Le fait est que les Européens sont dans une situation impossible,constate Gazeta Wyborcza. En Libye, ils en sont réduits à se demander "ce qui est pire. La peste ou le choléra ?", remarque le quotidien de Varsovie. "Devrions-nous encore soutenir un terroriste apprivoisé et vivre dans l’illusion qu’après quelques réformes, les manifestants rentreront chez eux et que ce régime à main de fer sera remplacé par le pluralisme ? Ou devrions-nous tirer un trait sur lui et soutenir ses opposants financièrement, voire militairement ? L’Europe est dans une impasse. D’un côté, elle ne peut regarder sans rien faire les mercenaires de Kadhafi tirer dans le dos des gens. De l’autre, elle craint que le vide après Kadhafi ne soit pire".

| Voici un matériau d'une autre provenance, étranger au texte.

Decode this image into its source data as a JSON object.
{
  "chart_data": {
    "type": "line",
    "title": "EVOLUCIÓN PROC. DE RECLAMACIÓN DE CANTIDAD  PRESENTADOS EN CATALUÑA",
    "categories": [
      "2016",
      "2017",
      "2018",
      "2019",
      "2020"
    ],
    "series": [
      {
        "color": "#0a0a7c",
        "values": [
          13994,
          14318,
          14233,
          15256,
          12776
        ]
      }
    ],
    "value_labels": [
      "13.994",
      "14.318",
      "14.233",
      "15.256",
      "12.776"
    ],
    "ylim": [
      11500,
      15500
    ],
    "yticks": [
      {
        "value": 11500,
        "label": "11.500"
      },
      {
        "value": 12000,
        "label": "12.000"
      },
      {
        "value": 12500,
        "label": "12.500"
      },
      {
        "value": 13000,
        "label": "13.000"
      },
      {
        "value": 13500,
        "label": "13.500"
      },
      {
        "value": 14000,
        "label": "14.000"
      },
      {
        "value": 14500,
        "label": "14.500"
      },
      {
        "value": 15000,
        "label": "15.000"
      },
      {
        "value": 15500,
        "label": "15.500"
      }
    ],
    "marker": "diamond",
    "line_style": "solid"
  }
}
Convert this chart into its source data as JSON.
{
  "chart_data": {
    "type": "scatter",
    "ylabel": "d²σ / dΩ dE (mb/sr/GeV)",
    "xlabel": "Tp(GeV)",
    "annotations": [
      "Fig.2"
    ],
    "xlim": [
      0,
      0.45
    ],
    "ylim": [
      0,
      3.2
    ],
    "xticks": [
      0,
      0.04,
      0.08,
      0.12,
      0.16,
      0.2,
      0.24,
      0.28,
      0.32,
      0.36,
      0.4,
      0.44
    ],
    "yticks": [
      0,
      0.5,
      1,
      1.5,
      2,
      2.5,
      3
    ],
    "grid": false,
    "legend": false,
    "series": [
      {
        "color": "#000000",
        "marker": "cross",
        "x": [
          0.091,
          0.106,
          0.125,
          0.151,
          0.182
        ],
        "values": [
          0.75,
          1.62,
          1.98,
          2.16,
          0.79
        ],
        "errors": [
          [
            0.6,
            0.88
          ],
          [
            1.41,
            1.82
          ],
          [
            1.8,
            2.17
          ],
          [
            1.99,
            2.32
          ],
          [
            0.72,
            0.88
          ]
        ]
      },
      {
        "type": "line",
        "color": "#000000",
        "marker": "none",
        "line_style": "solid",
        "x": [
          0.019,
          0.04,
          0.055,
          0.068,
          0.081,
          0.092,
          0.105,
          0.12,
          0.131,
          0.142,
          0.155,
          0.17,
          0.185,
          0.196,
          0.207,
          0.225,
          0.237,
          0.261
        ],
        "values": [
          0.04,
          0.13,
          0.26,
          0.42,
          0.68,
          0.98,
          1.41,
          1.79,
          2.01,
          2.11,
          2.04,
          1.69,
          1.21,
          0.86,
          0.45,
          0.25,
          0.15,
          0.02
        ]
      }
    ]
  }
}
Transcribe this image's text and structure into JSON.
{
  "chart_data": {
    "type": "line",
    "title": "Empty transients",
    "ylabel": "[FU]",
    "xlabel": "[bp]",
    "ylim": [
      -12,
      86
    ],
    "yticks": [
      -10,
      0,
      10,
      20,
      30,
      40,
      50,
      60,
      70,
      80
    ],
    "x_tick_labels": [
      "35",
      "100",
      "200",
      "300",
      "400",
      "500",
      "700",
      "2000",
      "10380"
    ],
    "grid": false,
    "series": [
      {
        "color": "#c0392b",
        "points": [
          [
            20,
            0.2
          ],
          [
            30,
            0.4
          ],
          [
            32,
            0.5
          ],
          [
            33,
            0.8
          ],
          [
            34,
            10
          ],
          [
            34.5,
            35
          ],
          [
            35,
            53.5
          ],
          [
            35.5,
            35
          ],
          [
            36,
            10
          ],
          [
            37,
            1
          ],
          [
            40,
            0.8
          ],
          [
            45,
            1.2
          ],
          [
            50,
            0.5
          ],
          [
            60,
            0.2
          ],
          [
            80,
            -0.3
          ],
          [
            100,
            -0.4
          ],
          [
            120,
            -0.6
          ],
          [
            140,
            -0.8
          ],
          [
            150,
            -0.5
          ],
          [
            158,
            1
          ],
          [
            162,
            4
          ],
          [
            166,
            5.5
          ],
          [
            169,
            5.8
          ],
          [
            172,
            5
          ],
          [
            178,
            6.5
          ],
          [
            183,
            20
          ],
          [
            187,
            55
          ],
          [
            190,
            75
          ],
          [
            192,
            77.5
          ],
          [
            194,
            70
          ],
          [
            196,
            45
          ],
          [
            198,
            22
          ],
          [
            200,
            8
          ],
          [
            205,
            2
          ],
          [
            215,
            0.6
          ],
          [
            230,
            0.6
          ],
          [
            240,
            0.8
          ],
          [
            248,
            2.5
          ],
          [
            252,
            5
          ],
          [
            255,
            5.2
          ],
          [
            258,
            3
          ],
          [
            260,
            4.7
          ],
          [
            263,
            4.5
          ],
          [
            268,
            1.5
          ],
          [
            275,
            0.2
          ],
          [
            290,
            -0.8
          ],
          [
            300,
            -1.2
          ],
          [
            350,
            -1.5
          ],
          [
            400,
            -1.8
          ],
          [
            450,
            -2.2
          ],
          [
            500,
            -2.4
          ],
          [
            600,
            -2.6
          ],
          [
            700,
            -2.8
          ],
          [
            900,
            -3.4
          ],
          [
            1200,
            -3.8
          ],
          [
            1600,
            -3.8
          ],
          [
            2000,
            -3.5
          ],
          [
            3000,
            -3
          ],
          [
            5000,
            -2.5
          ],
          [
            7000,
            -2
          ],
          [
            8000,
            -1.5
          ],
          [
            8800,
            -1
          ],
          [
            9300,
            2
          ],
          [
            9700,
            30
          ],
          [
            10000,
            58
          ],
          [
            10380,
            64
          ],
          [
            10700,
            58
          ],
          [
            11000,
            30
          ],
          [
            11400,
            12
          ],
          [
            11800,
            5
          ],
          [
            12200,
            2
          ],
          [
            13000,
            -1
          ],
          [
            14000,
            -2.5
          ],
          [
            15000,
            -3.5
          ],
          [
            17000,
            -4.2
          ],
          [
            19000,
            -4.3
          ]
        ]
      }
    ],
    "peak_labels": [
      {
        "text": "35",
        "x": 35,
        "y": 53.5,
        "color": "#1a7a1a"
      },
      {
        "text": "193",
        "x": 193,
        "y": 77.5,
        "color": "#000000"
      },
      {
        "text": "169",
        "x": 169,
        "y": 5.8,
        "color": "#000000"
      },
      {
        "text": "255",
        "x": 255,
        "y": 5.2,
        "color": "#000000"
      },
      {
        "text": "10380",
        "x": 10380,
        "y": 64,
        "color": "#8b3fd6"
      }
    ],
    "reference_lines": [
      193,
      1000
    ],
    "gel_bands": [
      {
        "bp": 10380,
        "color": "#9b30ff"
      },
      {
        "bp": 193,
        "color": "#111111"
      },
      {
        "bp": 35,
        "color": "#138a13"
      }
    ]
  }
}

Dans un premier temps, l'UE devrait "annoncer de nouvelles règles du jeu avant que ne commence un autre massacre", préconise dansEl País Jordi Vaquer, directeur de la Fondation CIDOB, un centre de réflexion sur les relations internationales. L'UE devrait réagir par "un gel de tous les accords dès le premier soupçon d'utilisation systématique de la force" contre la population et par "le gel des comptes bancaires de tous les détenteurs de postes importants" dans ces régimes, ainsi que "le rappel pour consultation des ambassadeurs, l'interruption de l'envoi de matériels pouvant être utilisés pour la répression ou le soutien à des procès contre ceux qui ont commis des crimes contre l'humanité".
La "schizophrénie de la rue Froissart"

Encore faudrait-il que les Etats acceptent ou puissent sortir de leurs contradictions. Et dans le cas libyen, c'est l'Italie qui est la principale responsable. "En Europe, on appelle cela la schizophrénie de la rue Froissart", raconte La Repubblica. Le quotidien romain explique comment à l'entrée du Conseil européen, les représentants italiens délivrent des déclarations bienveillantes pour les dictateurs en accusation. Puis comment, en Conseil, il vote avec les autres des résolutions les condamnant. C'est arrivé avec Moubarak et Loukachenko, et cela arrive maintenant avec Kadhafi. L'Italie a dû signer la condamnation de la répression en Libye, mais en s'opposant aux sanctions contre Tripoli proposées par la Finlande.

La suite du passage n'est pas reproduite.